Ainda nesta sequência simplificada, resta a população em geral e a recta final destes altos vôos.
No caso do TGV, outras questões há que não no aeroporto da OTA. Como as dúvidas de investimento numa rede de comunicações de grande velocidade que não é compatível com o resto da malha ferroviária e nem perfilha a tendência constante do abandono deste transporte de longo-curso, caro demais para ser alternativa aos pequenos aeroportos ou viaturas automóveis.
Só a CP nos últimos anos têm encerrado e desmantelado vários quilómetros de linha ferroviária não sustentáveis pelo uso pouco corrente das populações à volta (não contando com os movimentos desertificadores do interior para os subúrbios urbanos) e pela massificação da viatura própria facilitada pelo crédito bancário.

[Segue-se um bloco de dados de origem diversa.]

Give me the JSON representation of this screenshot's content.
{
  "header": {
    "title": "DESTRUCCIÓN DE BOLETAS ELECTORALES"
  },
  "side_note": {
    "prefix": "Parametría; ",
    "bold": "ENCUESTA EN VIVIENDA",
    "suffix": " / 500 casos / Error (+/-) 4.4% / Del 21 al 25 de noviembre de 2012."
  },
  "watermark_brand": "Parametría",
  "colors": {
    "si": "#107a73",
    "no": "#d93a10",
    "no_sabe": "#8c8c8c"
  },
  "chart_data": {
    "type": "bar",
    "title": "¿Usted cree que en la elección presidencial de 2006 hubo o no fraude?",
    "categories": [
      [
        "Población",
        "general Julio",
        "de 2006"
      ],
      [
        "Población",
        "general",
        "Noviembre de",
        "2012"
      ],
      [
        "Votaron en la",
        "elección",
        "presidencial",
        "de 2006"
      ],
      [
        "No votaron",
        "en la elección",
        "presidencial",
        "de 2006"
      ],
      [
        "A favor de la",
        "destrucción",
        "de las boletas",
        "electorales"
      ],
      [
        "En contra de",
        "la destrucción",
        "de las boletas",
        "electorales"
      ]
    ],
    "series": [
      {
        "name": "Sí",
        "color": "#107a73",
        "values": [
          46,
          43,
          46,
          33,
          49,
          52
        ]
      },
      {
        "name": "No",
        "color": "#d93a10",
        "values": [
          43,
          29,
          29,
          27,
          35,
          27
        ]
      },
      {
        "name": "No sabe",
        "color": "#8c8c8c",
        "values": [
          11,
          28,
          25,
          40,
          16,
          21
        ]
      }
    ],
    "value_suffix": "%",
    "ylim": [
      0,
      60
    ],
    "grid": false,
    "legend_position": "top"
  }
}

O trunfo de Sócrates está indiscutivelmente no factor emprego que tem relevância nestas obras e mão de obra que implicam. Um oásis operário desejado por todos, mas durante quanto tempo?
E depois?
Depois voltarão todos ao desemprego...
Depois as empresas desse consórcio (que nunca serão as pequenas e médias verdadeiramente necessitadas destas bolsas de oxigénio) retomarão o ponto médio de labor pontual nos empreendimentos imobiliários e industriais...
Depois o marasmo empresário não está garantido que não regresse e repesque novo IVA para tributação...
Depois os portugueses poderão verificar que não usam mais avião do que já faziam e ainda têm para pagar uma dupla despesa de dois aeroportos a coexistirem...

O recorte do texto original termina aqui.